Provider Compatibility

Supported Providers

OpenAI

Full support for usage_metadata and response_metadata extraction

HuggingFace

Full support for TGI and Inference Endpoint metadata

Other Providers

Graceful fallback with missing source indicator

Metadata Structure Variations

The module handles these common metadata structures: LangChain Standard (usage_metadata):
message.usage_metadata = {
    "input_tokens": 45,
    "output_tokens": 523,
    "total_tokens": 568
}
OpenAI Format:
message.response_metadata = {
    "usage": {
        "prompt_tokens": 45,
        "completion_tokens": 523,
        "total_tokens": 568
    }
}
HuggingFace TGI Format:
message.response_metadata = {
    "token_usage": {
        "input": 45,
        "output": 523,
        "total": 568
    }
}

Best Practices

Token usage information is required for cost estimation.
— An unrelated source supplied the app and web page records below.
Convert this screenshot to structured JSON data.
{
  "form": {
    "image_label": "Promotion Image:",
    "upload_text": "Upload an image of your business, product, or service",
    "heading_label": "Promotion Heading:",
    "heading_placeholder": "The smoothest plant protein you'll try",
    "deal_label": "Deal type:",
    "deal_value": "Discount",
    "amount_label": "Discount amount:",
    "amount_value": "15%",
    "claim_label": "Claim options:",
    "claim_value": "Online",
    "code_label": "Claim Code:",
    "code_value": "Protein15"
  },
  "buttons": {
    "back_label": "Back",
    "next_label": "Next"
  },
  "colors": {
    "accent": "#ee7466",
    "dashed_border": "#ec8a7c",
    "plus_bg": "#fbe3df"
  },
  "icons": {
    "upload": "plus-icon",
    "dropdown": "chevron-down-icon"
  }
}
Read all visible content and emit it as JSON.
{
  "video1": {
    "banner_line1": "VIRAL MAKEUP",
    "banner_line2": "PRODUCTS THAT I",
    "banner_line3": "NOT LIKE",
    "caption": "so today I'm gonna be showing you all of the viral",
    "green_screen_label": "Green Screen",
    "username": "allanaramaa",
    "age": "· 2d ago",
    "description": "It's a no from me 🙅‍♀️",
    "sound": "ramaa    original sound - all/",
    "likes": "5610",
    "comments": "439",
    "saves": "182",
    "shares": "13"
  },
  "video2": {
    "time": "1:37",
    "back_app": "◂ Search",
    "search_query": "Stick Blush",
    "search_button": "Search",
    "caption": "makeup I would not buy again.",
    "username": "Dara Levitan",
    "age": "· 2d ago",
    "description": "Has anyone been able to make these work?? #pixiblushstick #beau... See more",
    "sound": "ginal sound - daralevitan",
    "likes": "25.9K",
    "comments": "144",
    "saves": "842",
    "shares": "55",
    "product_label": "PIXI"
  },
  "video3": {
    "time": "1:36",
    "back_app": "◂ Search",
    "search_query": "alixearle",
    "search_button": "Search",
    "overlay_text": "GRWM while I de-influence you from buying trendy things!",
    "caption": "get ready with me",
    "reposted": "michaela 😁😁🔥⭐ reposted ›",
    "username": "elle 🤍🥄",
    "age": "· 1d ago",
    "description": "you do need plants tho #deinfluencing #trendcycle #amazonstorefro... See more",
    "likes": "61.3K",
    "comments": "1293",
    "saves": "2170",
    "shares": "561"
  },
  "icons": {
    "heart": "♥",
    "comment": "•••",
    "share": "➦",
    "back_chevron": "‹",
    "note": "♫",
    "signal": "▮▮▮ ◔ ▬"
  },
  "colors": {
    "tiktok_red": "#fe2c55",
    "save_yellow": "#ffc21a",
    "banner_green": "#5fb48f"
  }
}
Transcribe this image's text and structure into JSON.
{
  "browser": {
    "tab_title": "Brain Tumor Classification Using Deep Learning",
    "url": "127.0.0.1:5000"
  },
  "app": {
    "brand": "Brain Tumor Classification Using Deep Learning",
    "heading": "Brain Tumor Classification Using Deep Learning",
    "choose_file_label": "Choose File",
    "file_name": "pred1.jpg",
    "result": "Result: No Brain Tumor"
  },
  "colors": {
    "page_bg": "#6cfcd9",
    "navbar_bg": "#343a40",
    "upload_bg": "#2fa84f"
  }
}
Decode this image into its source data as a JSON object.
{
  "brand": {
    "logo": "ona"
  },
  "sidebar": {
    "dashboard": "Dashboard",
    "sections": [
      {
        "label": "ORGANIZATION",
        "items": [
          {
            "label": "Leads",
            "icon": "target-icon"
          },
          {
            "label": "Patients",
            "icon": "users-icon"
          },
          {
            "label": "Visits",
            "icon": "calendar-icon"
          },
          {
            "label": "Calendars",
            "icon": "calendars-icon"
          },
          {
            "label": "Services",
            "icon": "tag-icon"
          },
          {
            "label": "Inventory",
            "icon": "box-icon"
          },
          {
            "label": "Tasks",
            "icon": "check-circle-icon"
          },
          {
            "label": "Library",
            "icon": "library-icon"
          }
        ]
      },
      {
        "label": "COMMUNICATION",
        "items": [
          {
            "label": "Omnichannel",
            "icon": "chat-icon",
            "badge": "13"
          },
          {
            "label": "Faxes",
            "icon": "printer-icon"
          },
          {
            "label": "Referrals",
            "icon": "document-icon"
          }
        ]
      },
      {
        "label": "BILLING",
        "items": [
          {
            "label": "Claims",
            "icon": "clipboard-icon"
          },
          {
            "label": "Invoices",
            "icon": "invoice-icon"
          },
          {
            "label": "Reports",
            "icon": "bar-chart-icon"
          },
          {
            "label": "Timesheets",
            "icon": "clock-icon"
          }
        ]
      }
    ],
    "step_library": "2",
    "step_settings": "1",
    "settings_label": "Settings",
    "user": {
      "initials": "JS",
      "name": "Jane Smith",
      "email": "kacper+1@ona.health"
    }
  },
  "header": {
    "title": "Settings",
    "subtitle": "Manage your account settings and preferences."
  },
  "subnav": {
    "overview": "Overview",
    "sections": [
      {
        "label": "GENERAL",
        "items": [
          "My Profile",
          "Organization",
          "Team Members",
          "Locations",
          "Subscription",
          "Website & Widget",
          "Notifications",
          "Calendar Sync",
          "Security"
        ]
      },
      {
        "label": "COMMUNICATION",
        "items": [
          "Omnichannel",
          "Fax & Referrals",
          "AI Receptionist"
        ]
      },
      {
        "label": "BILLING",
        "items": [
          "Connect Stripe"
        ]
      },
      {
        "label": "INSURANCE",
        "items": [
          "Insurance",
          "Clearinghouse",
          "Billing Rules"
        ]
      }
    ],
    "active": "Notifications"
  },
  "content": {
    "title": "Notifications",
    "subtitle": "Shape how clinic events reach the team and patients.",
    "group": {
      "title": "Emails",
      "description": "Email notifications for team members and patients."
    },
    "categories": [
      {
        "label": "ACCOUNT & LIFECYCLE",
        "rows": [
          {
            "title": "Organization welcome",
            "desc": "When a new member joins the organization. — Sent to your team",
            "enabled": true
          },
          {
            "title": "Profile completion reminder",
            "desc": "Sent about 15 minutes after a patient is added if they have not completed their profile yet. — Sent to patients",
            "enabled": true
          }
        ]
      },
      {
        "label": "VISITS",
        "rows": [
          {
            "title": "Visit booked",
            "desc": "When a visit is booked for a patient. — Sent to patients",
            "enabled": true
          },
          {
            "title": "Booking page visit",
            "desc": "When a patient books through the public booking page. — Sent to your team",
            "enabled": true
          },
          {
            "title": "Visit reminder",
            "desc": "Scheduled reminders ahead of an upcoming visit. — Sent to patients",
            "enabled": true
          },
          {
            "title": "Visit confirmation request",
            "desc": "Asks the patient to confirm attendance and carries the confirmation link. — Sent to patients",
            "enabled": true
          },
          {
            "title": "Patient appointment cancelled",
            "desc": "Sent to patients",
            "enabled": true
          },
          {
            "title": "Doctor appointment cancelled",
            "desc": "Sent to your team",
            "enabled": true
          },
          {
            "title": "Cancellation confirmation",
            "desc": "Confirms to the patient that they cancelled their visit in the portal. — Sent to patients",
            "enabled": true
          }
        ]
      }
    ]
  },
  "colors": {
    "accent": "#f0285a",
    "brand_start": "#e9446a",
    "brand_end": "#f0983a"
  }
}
Always call extract_usage_from_ai_message() before resolve_total_cost().
Monitor the usage_source field to identify when usage data is missing. This helps catch configuration issues early.
Provider-reported costs are more accurate than estimates. Always prefer extract_cost_from_ai_message() results when total_cost is not None.
For evaluating multiple examples, aggregate metrics across all calls to get total costs and average usage patterns.